Pete Seeger's life to be celebrated at Admiral Theater
Thu, 04/23/2009
The Admiral Theater is hosting a hootenanny Sunday, May 3, and it should be a humdinger. That’s because the bands and sing-alongs will honor legendary folksinger, songwriter and humanitarian Pete Seeger who turns 90 the same day.
A portion of the proceeds will go to the Northwest Folklife Festival. The show is called “For Pete’s Sake: Sing!” and is divided into two sections.
First, the 90-minute PBS documentary “Pete Seeger: The Power of Song” will be shown at 4 p.m. The theater will then be cleared. At 7 p.m., a live program featuring bands and sing-alongs will run until about 10 p.m. Video clips of Pete Seeger’s appearance at Seattle’s 1997 Northwest Folklife will be spliced into the live performances.
Longtime Seattle folksinger Tom Colwell and his nine-piece Southbound Odyssey band will be the featured musical act. Other performers include the Clallam County Band and eight members of the Seattle Labor Chorus that formed at the 1997 Folklife Festival where they played with Seeger.
Numerous Seeger-themed concerts will occur worldwide the same day. The biggie will be the Clearwater Concert at Madison Square Garden where Bruce Springsteen, Eddie Vedder, Arlo Guthrie, Joan Baez, Steve Earle and others will join Seeger on stage. Seeger and Springsteen performed Woody Guthrie’s classic, “This Land is Your Land” together at President Obama’s inauguration.
“Our society has a notoriously short attention span that is getting shorter,” said folk music maven Clay Eals, who organized and will host the Admiral Theater event. “I think there’s a yearning for music that is both melodic and substantive," he said, referring to the folk music genre.
Eals, a former West Seattle Herald Editor, wrote the 800-paged softcover book, “Steve Goodman: Facing the Music.” Eals interviewed Seeger twice, in 1999, and 2000, for his book. He filmed Seeger at the 1997 Folklife Festival and highlights will be shown at the event.
Goodman was a Chicago folk artist best known for his 1970 song, “City of New Orleans,” which became an Arlo Guthrie hit two years later.
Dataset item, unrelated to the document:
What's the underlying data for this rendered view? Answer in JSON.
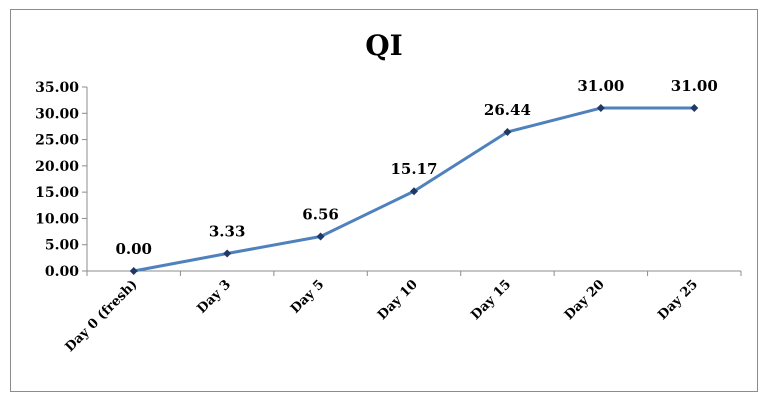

Arlo’s father, Woody, and Pete Seeger were contemporaries and played together in the band The Almanacs, beginning in 1940. Seeger then became one of the four Weavers.
He wrote, or co-wrote, “If I Had a Hammer,” “Where Have All the Flowers Gone,” and “Turn! Turn! Turn!" popularized respectively by Peter, Paul & Mary, the Kingston Trio, and the Byrds. But for more than 10 years Seeger’s hammer was yanked from his hand.
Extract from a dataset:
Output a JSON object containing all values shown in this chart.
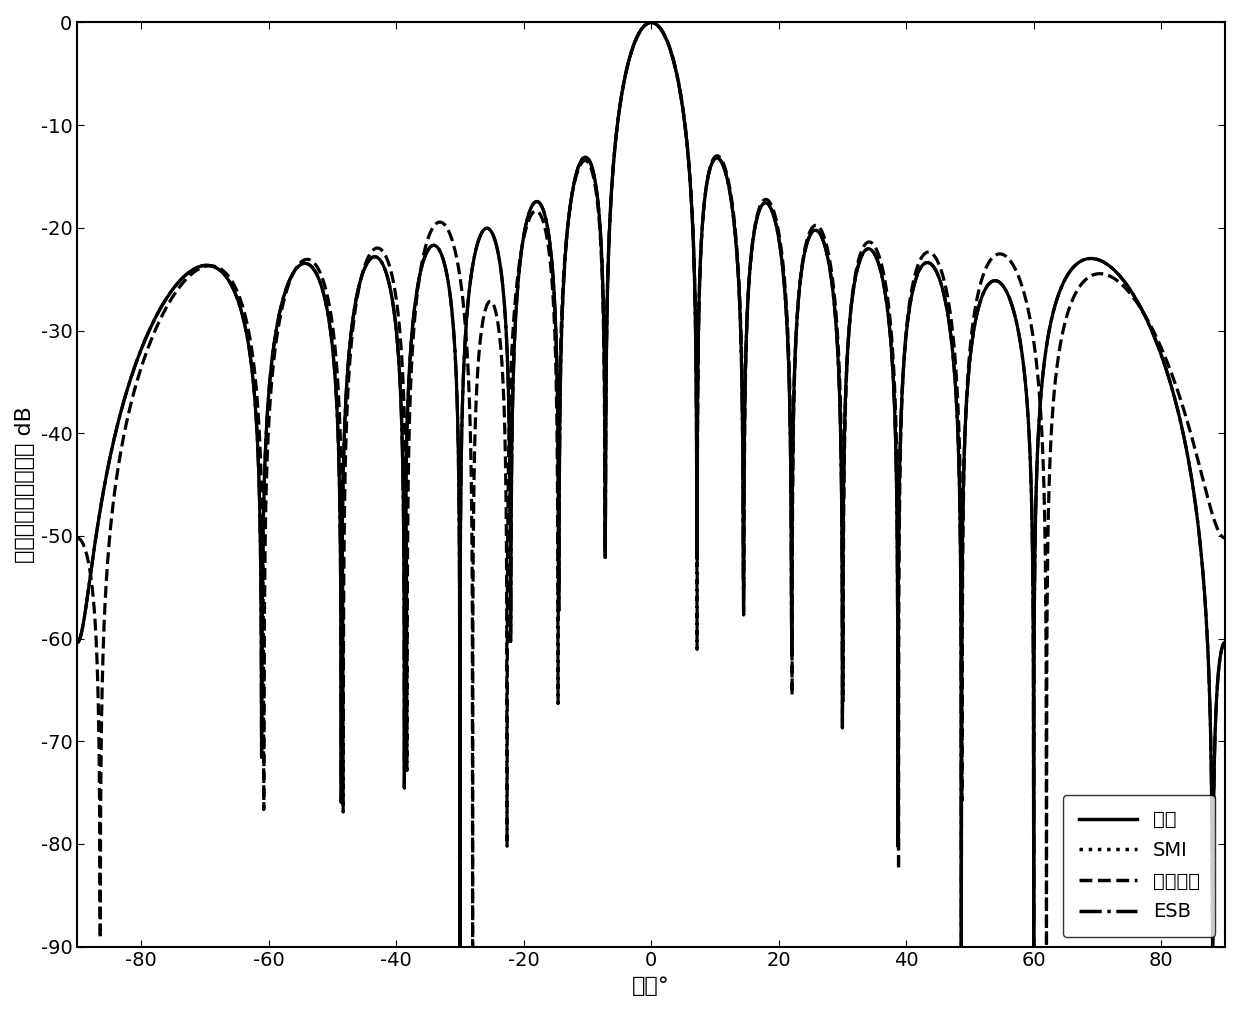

“That was the time of McCarthyism and the blacklist,” Eals pointed out. “Some considered ‘If I Had a Hammer’ a communist song and believed it referred to the ‘hammer and sickle,’ but it was actually a metaphoric song to spur people to do good for society. It’s all too easy to be simplistic about the ‘communist scare,’ which appealed to base fears, making things black and white, a witch-hunt. The situation then was more complex than black and white, with many organizations all over the spectrum, left to right, and Seeger was at the left end of the spectrum.
“The Weavers were hit-makers with 'Goodnight Irene' and others, but Seeger was reduced to singing summer camps and children’s concerts for more than a decade,” Eals continued. “He couldn’t get work. As late as 1967 when Pete wrote the Vietnam protest song 'Waist Deep in the Big Muddy,' and performed it on the Smother Brothers (Comedy Hour,) CBS management cut out the song. Either you laughed or you cried because you saw the song being introduced, then just the audience’s applause. It was obviously edited with the song sliced out of the tape."
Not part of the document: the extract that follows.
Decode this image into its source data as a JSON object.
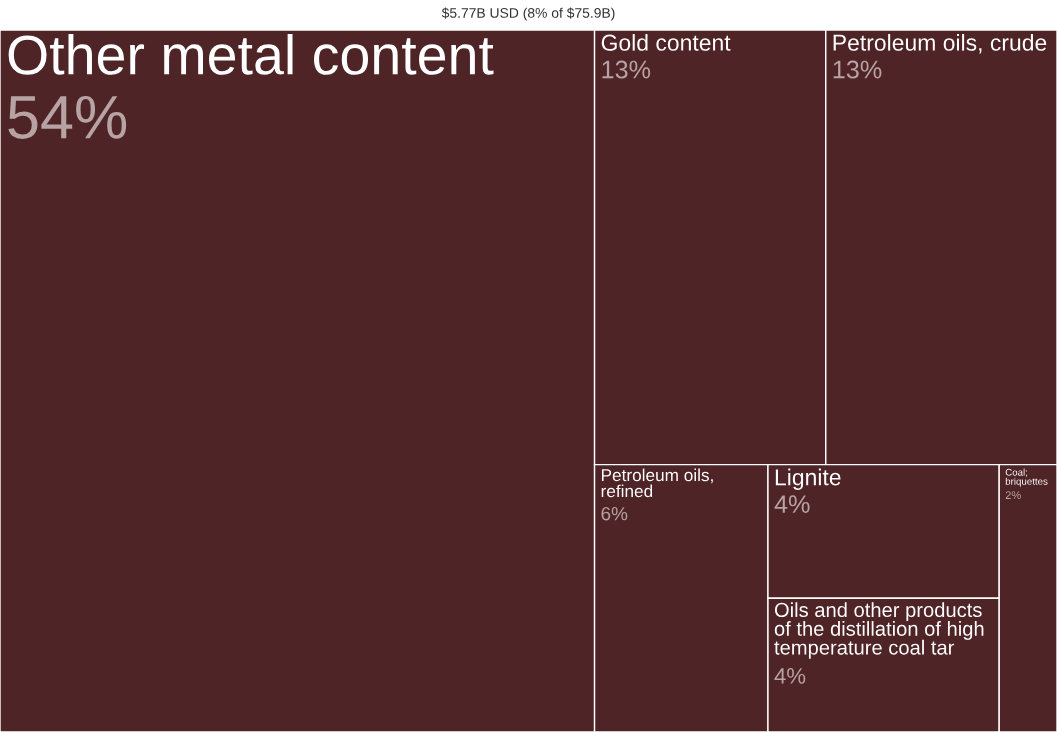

The Smothers Brothers protested and Seeger returned four months later to perform it on the air.
Waist deep in the folk music, Colwell said he picked up a guitar in 1957 and has played in Seattle since 1968. Colwell's voice is evocative of Seeger's. “Early on I performed at a club called The Dark Side of the Green Spider in Denver, where Judy Collins made her name,” he said.
Colwell also performed at Dirty Dans in Chicago and invited Steve Goodman up on stage, He loaned Goodman his six-string guitar. They opened with “City of New Orleans."
“We played together for 40 minutes,” Colwell proudly recalled.
At the Admiral show, if you prefer to listen to folk music rather than hoot your own horn, no worries, according to Colwell.
“Singing along is not required,” Colwell said. “Many in the audience will know the words to a lot of the songs, and it’s my job to make them comfortable to sing them.”